By the time Cindy turned three, the relationship between Mlaba and Mlondo had petered out, even as the situation around them was stabilising.

"Who knows what would have happened had the circumstances we met under been different?" Mlondo says. "People break up anyway. Our relationship ended because the love had ended. That was that."

Cindy is now a 21-year-old woman with sharp eyes. She has a mixture of her mother's shyness coupled with a combative streak. She says she hardly remembers her dad.

Although Cindy passed matric several years ago, she can't enrol for further education because of a technicality involving her identity documents and matric certificate: they bear different surnames.

She is currently looking after her diabetic grandmother.

Her father has been behind bars since 2004 in connection with a "robbery, rape and murder rampage" involving two other men who, according to newspaper reports, "killed seven people and attempted to murder 11 people" in both Hammarsdale and Pietermaritzburg in July 2003.

Mlondo says the imprisonment of Mlaba has had a visible effect on her daughter. "It's affected her attitude. She's rude and she doesn't have someone to run to. If we had fights in the past, she would run to her dad. She still tells him if we shout at her and he gives us hell from prison for disciplining his daughter."

Nana Mlaba, Cindy's aunt, says her niece's attitude changes whenever she visits the Mlaba household. From early on in her life, Cindy was raised as a Mlaba, in a house that was recovering from the volatility of a violent province. Nana, Zethu and Zama, Sipho Mlaba's three daughters from his first wife, describe life in the household in the 1980s as a harrowing, traumatic experience.

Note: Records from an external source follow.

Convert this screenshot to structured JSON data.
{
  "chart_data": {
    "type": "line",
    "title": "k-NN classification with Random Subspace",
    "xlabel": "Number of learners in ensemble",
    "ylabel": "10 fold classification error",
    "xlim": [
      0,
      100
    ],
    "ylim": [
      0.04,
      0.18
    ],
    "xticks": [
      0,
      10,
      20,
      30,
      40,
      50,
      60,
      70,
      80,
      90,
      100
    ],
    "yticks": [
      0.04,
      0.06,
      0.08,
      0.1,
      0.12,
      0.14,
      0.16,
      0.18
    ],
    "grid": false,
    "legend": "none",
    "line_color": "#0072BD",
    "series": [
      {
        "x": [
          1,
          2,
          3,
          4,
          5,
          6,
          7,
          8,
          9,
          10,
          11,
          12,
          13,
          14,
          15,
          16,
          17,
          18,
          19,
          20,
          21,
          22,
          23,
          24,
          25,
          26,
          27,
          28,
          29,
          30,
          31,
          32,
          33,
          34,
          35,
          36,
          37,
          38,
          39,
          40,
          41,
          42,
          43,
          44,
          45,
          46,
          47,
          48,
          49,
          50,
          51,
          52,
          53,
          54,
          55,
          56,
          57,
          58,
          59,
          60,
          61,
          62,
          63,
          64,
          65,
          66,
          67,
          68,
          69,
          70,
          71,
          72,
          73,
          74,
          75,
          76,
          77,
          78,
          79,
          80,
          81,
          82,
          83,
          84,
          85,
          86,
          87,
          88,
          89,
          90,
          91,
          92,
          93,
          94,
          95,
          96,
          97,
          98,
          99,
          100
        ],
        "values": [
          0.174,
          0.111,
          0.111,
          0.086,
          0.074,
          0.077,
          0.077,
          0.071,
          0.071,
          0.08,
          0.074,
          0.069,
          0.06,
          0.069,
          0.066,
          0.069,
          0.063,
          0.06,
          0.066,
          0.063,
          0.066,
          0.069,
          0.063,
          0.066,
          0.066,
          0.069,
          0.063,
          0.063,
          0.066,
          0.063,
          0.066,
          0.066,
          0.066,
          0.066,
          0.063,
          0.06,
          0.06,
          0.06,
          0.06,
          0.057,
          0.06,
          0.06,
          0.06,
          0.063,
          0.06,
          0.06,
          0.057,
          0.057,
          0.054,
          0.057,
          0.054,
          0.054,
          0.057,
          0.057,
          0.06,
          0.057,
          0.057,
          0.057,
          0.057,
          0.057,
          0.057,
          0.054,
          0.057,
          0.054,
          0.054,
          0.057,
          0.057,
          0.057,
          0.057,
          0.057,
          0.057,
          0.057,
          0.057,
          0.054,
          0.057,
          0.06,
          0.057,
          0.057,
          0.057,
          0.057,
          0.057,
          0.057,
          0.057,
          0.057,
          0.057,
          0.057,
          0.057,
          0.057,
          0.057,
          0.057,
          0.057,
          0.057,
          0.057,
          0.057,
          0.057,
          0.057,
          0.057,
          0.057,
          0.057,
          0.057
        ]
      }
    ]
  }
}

"We spent most of our lives in boarding school," says Zethu. "During school holidays, we would be taken to hiding places because of the ongoing violence in the township. They threatened to burn our house I don't know how many times."

Zethu remembers lying flat as the house was sprayed with bullets from AK-47s, breaking all of the windows.

Nana says: "So, growing up, we would hardly see our dad or Bruce. My mom would come visit us at school but if we were going to the beach we would have to travel under guard. When we came into the township, we would do so under the cover of sails. We would lie flat inside the car and they would cover us."

The sisters say the situation at home became so bad that their father decided to live alone with only his guards and moved his wife and son Bruce away. His businesses were also attacked and razed. The sisters say these events hardened Bruce, a "quiet, caring, young man" who became a hardened, repeat offender.

"It wasn't only Bruce; most of the people here who grew up around that period are disturbed in some way, be it too much liquor or drugs," Zama says. "None of them are functional beings. Maybe they should have gotten some kind of psychiatric help."

Nana adds: "Section One North, where our family lives, was an IFP stronghold. As a result of the IFP losing power politically, people here feel neglected, so they get swayed easily by other political parties promising them improved conditions. For example, there are hardly any taxis going past One North. Your skin can peel off while you wait in the sun for a taxi.

"Even if there are projects happening in the township, One North gets overlooked when they are looking for labour. It's one of the reasons why there is a lot of housebreaking, raping of old women. It's part of that confusion that people are feeling, that thing of feeling leaderless."

Partly because of the relationship the family built up with Hadebe during the brokering of peace, and his continued respect for their father's role in it, the Mlaba fold is now an ANC family.

But Zama is cautious. "I don't like politics; it destroyed my family," she says. "Even after the peace, it's not good to see how my dad was regarded [as a warlord]. Meshack Hadebe is the only person who remembers my dad's true legacy in helping to bringing peace in Mpumalanga.

"I don't care for politics but I have seen the difference some political parties make. Meshack, I would say, inspires me to vote. If I could vote for him personally, I would …

"I can say he is following in our father's footsteps, in that he approaches politics as a civic duty towards your fellow man. He's the reason we're ANC members in this family. He's doing work my dad would be proud of."